[
https://issues.apache.org/jira/browse/CASSANDRA-3306?page=com.atlassian.jira.plugin.system.issuetabpanels:comment-tabpanel&focusedCommentId=13483951#comment-13483951
]
Sylvain Lebresne commented on CASSANDRA-3306:
---------------------------------------------
That code is a mess so let me give a shot at describing what happens for the
record. Say node1 wants to stream files A, B and C to node2. If everything goes
well what happens is:
# node1 sends the first file A with a StreamHeader that says that A, B and C
are pending files and A is the currently sent file. On node2, a new
StreamInSession is created with those information.
# Once A is finished, node2 remove A from the pending file in the
StreamInSession send an acknowledgement to node1, and then node1 sends B with a
StreamHeader with no pending files (basically the list of pending files is only
sent the first time so that the StreamInSession on node2 knows when everything
is finished) and B as current file.
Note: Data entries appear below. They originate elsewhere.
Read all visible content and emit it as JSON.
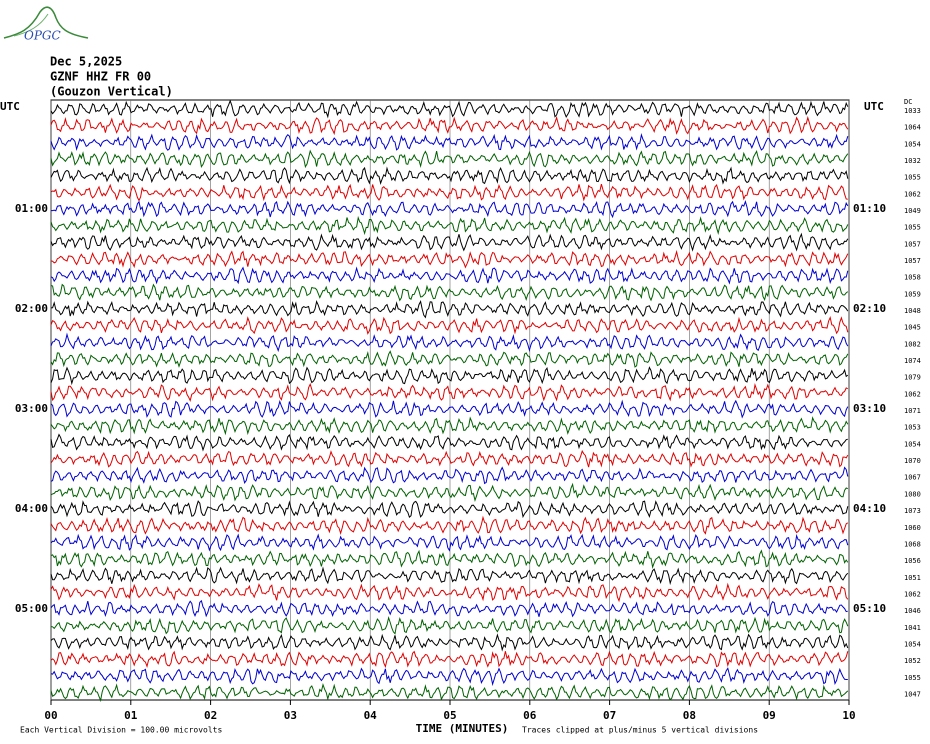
{
  "header": {
    "logo": "OPGC",
    "date": "Dec 5,2025",
    "station": "GZNF HHZ FR 00",
    "location": "(Gouzon Vertical)"
  },
  "left_axis": {
    "title": "UTC",
    "labels": [
      "01:00",
      "02:00",
      "03:00",
      "04:00",
      "05:00"
    ]
  },
  "right_axis": {
    "title": "UTC",
    "dc_title": "DC",
    "labels": [
      "01:10",
      "02:10",
      "03:10",
      "04:10",
      "05:10"
    ]
  },
  "traces": {
    "colors": [
      "#000000",
      "#e00000",
      "#0000d0",
      "#006000"
    ],
    "dc_values": [
      1033,
      1064,
      1054,
      1032,
      1055,
      1062,
      1049,
      1055,
      1057,
      1057,
      1058,
      1059,
      1048,
      1045,
      1082,
      1074,
      1079,
      1062,
      1071,
      1053,
      1054,
      1070,
      1067,
      1080,
      1073,
      1060,
      1068,
      1056,
      1051,
      1062,
      1046,
      1041,
      1054,
      1052,
      1055,
      1047
    ]
  },
  "x_axis": {
    "title": "TIME (MINUTES)",
    "ticks": [
      "00",
      "01",
      "02",
      "03",
      "04",
      "05",
      "06",
      "07",
      "08",
      "09",
      "10"
    ]
  },
  "footer": {
    "scale": "Each Vertical Division =  100.00 microvolts",
    "clip": "Traces clipped at plus/minus 5 vertical divisions"
  }
}
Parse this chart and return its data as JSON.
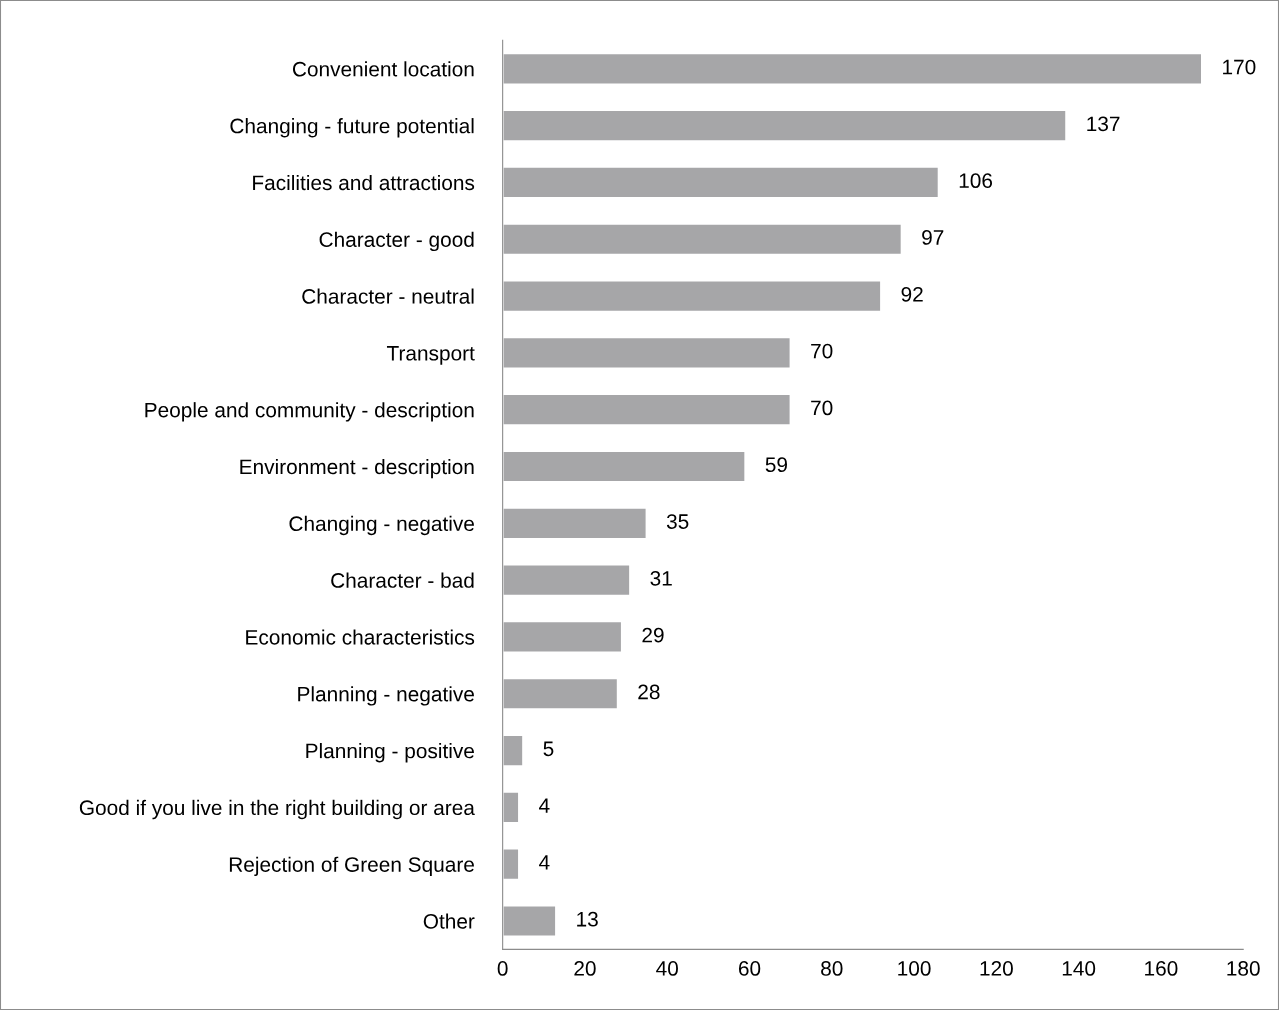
{
  "chart_data": {
    "type": "bar",
    "orientation": "horizontal",
    "categories": [
      "Convenient location",
      "Changing - future potential",
      "Facilities and attractions",
      "Character - good",
      "Character - neutral",
      "Transport",
      "People and community - description",
      "Environment - description",
      "Changing - negative",
      "Character - bad",
      "Economic characteristics",
      "Planning - negative",
      "Planning - positive",
      "Good if you live in the right building or area",
      "Rejection of Green Square",
      "Other"
    ],
    "values": [
      170,
      137,
      106,
      97,
      92,
      70,
      70,
      59,
      35,
      31,
      29,
      28,
      5,
      4,
      4,
      13
    ],
    "color": "#a6a6a8",
    "xlim": [
      0,
      180
    ],
    "xticks": [
      0,
      20,
      40,
      60,
      80,
      100,
      120,
      140,
      160,
      180
    ],
    "data_labels": true,
    "grid": false,
    "legend": false
  }
}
When node2 received that StreamHeader, it
retrieve the StreamInSession, setting B as the current files.
# Once B is finished, node2 removes it from pending files, acks to node1 and
node1 sends C with a StreamHeader with no pending file and C as current file.
Node2 retrieven the StreamInSession and modify it accordingly.
# At last, once C is finished, node2 removes it from the pending files. Then it
realizes the pending files are empty and so that the streaming is finished and
at that point it adds all the SSTableReader created so far to the cfs (and acks
to node1 the end of the streaming).
Now, the problem is if say node1 is marked dead by mistake by node2 during say
the streaming of A. I that happens, the only thing we do on node2 is to close
the session and remove the streamInSession from the global sessions map.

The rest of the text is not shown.